Dynamic models of gentrification
Presenter: Giovanni Mauro
Abstract
The phenomenon of gentrification of an urban area is characterized by the displacement of lower-income residents due to rising living costs and an influx of wealthier individuals. This study presents an agent-based model that simulates urban gentrification through the relocation of three income groups -- low, middle, and high -- driven by living costs.
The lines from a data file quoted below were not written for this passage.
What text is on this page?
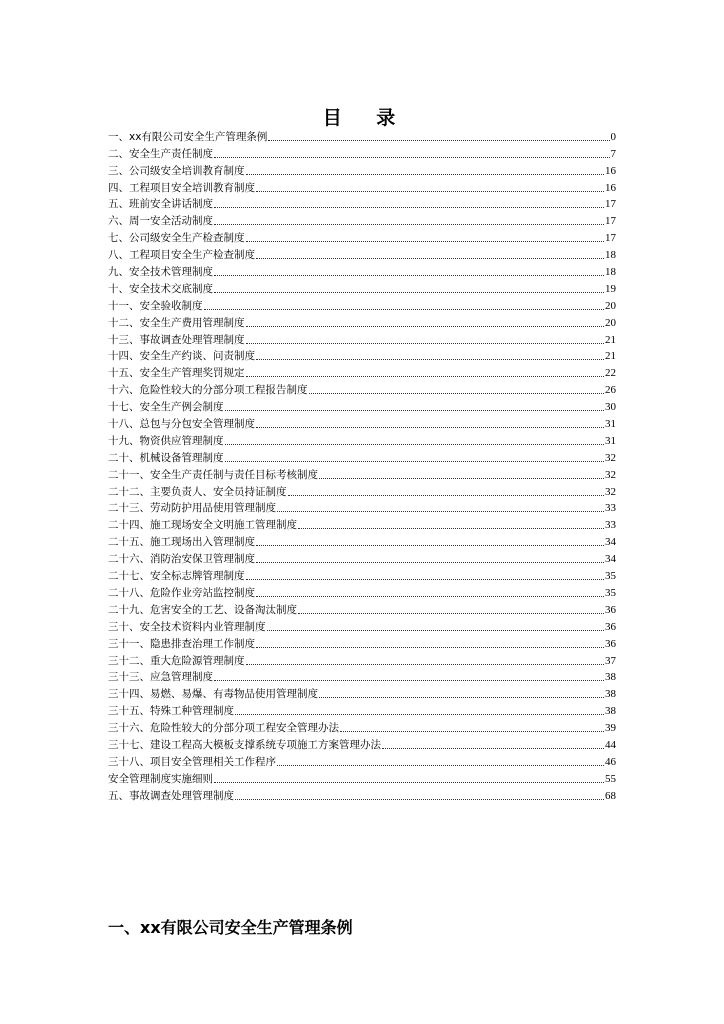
目 录
一、xx有限公司安全生产管理条例	0
二、安全生产责任制度	7
三、公司级安全培训教育制度	16
四、工程项目安全培训教育制度	16
五、班前安全讲话制度	17
六、周一安全活动制度	17
七、公司级安全生产检查制度	17
八、工程项目安全生产检查制度	18
九、安全技术管理制度	18
十、安全技术交底制度	19
十一、安全验收制度	20
十二、安全生产费用管理制度	20
十三、事故调查处理管理制度	21
十四、安全生产约谈、问责制度	21
十五、安全生产管理奖罚规定	22
十六、危险性较大的分部分项工程报告制度	26
十七、安全生产例会制度	30
十八、总包与分包安全管理制度	31
十九、物资供应管理制度	31
二十、机械设备管理制度	32
二十一、安全生产责任制与责任目标考核制度	32
二十二、主要负责人、安全员持证制度	32
二十三、劳动防护用品使用管理制度	33
二十四、施工现场安全文明施工管理制度	33
二十五、施工现场出入管理制度	34
二十六、消防治安保卫管理制度	34
二十七、安全标志牌管理制度	35
二十八、危险作业旁站监控制度	35
二十九、危害安全的工艺、设备淘汰制度	36
三十、安全技术资料内业管理制度	36
三十一、隐患排查治理工作制度	36
三十二、重大危险源管理制度	37
三十三、应急管理制度	38
三十四、易燃、易爆、有毒物品使用管理制度	38
三十五、特殊工种管理制度	38
三十六、危险性较大的分部分项工程安全管理办法	39
三十七、建设工程高大模板支撑系统专项施工方案管理办法	44
三十八、项目安全管理相关工作程序	46
安全管理制度实施细则	55
五、事故调查处理管理制度	68
一、xx有限公司安全生产管理条例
The model incorporates economic and sociological theories to generate realistic neighborhood transition patterns. We introduce a temporal network-based measure to track the outflow of low-income residents and the inflow of middle- and high-income residents over time. Our experiments reveal that high-income residents trigger gentrification and that our network-based measure consistently detects gentrification patterns earlier than traditional count-based methods, potentially serving as an early detection tool in real-world scenarios. Moreover, the analysis highlights how city density promotes gentrification. This framework offers valuable insights for understanding gentrification dynamics and informing urban planning and policy decisions.